In 1980, I was conducting day-after-recall research for advertisements aired on television. A typical day-after-recall requires finding a statistically significant sample of television viewers who watched the programming the previous day and asking them many questions about what they remember seeing. The advertisement was considered successful if a large proportion of those who saw the advertisement remembered it as well as its marketing message. As I started to collect the data, I used census information to design our survey collection, providing adequate coverage of various income groups in the city of Mumbai, and trained a number of my interviewers on the survey questionnaire. To understand the data collection accuracy, I followed a couple of interviewers throughout the day all over the city. Dogs and security guards often chased us, and many prospective respondents slammed the doors before we could ask any qualifying questions. At one house, the main decision-maker did not have the time to answers, so she directed me to her teenage daughter who was eager to answer the questions, but was not the primary decision-maker. My field interviewer and I argued forever about the validity of that observation. He told me the teenage daughter met the criteria specified in the interview, and so the interview was valid. I kept thinking about their next trip to the grocery store and the role the daughter was likely to play in using the advertisement to decide on the product purchase. As the day progressed, I started to get a realistic view of the “statistically-significant perfectly-random sample.” Irrespective of how hard we tried, the sample remained biased toward those who were eager to respond and were easily accessible to us.
That was 33 years ago. As I recollect the experience, it really feels like another century! Today, I have some of that data available from the STB of all digital cable subscribers in the city, so instead of chasing 100 subscribers, I can be looking at data from 5 million subscribers. I can use the data to identify subscribers who saw an advertisement and determine whether they reached for the remote halfway through the advertisement to switch the channel or reduce the volume, and by analyzing the social media messages, I can seek their sentiments about the commercial. Yes, that is still a biased sample, but it represents a much bigger sample size. Depending on the geography, the STB data may represent a biased majority, and the social media messages only belong to those who are eager to respond, like the teenage daughter of the busy housewife I interviewed 33 years ago. The difference is we now have a lot more observations, not just reported samples of data. Also, we may find an overlapping set of data. Each big data source brings its own biases, but truly represents an individual. Despite these biases, we may be able to map a set of customers almost perfectly—where they dine, what television programs they watch, how far they commute to work, when they take coffee breaks, which brands they prefer, and how they respond to different campaigns.

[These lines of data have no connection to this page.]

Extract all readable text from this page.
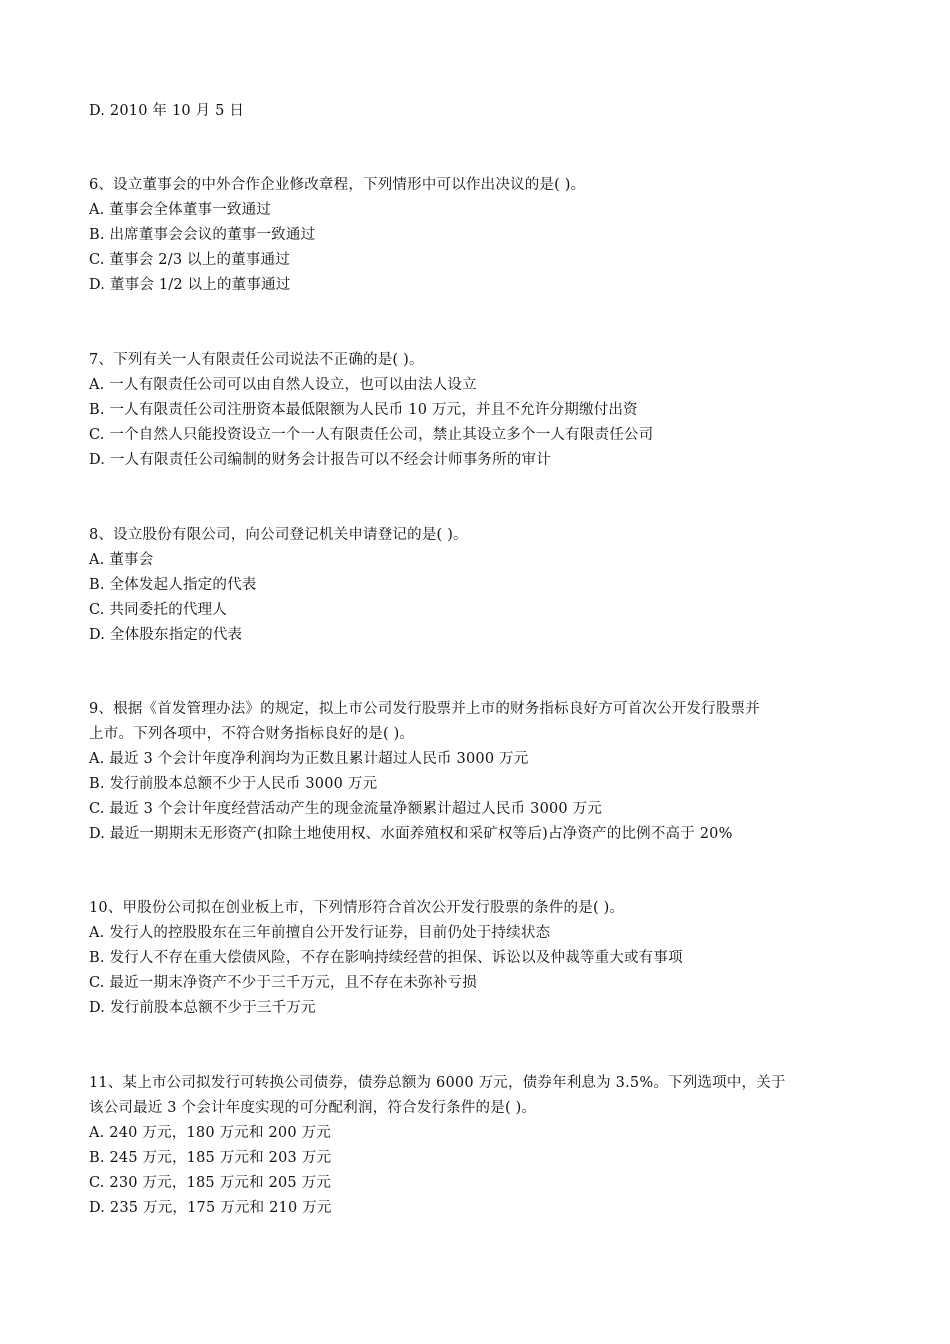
D. 2010 年 10 月 5 日
6、设立董事会的中外合作企业修改章程，下列情形中可以作出决议的是( )。
A. 董事会全体董事一致通过
B. 出席董事会会议的董事一致通过
C. 董事会 2/3 以上的董事通过
D. 董事会 1/2 以上的董事通过
7、下列有关一人有限责任公司说法不正确的是( )。
A. 一人有限责任公司可以由自然人设立，也可以由法人设立
B. 一人有限责任公司注册资本最低限额为人民币 10 万元，并且不允许分期缴付出资
C. 一个自然人只能投资设立一个一人有限责任公司，禁止其设立多个一人有限责任公司
D. 一人有限责任公司编制的财务会计报告可以不经会计师事务所的审计
8、设立股份有限公司，向公司登记机关申请登记的是( )。
A. 董事会
B. 全体发起人指定的代表
C. 共同委托的代理人
D. 全体股东指定的代表
9、根据《首发管理办法》的规定，拟上市公司发行股票并上市的财务指标良好方可首次公开发行股票并
上市。下列各项中，不符合财务指标良好的是( )。
A. 最近 3 个会计年度净利润均为正数且累计超过人民币 3000 万元
B. 发行前股本总额不少于人民币 3000 万元
C. 最近 3 个会计年度经营活动产生的现金流量净额累计超过人民币 3000 万元
D. 最近一期期末无形资产(扣除土地使用权、水面养殖权和采矿权等后)占净资产的比例不高于 20%
10、甲股份公司拟在创业板上市，下列情形符合首次公开发行股票的条件的是( )。
A. 发行人的控股股东在三年前擅自公开发行证券，目前仍处于持续状态
B. 发行人不存在重大偿债风险，不存在影响持续经营的担保、诉讼以及仲裁等重大或有事项
C. 最近一期末净资产不少于三千万元，且不存在未弥补亏损
D. 发行前股本总额不少于三千万元
11、某上市公司拟发行可转换公司债券，债券总额为 6000 万元，债券年利息为 3.5%。下列选项中，关于
该公司最近 3 个会计年度实现的可分配利润，符合发行条件的是( )。
A. 240 万元，180 万元和 200 万元
B. 245 万元，185 万元和 203 万元
C. 230 万元，185 万元和 205 万元
D. 235 万元，175 万元和 210 万元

So, how does this change marketing? For decades, statisticians build processes that worked well on random samples of real data. We now have real data. There are no more samples. Also, if we are able to build a relationship with a customer, we can track that customer through different stages of purchases.
Marketing is about making customers aware of the offerings, supporting the buying process via a variety of persuasions culminating in a purchase, and then using this affinity to sell the next product, expand to his/her circle of friends, or design a new product based on those ideas. This chapter established the first proposition, that marketers have a lot of observations they can use for anything they would like to do. It also provided a new task for statisticians, to work on systematic biases and remove their bad effects. Now that we have found a new frontier where there are no more small samples and where marketers have access to enormous observations about each customer, do we continue to broadcast messages to our customers? In the next chapter, I will explore the actions a marketer can take and how big data radically changes how marketers interact with their customers.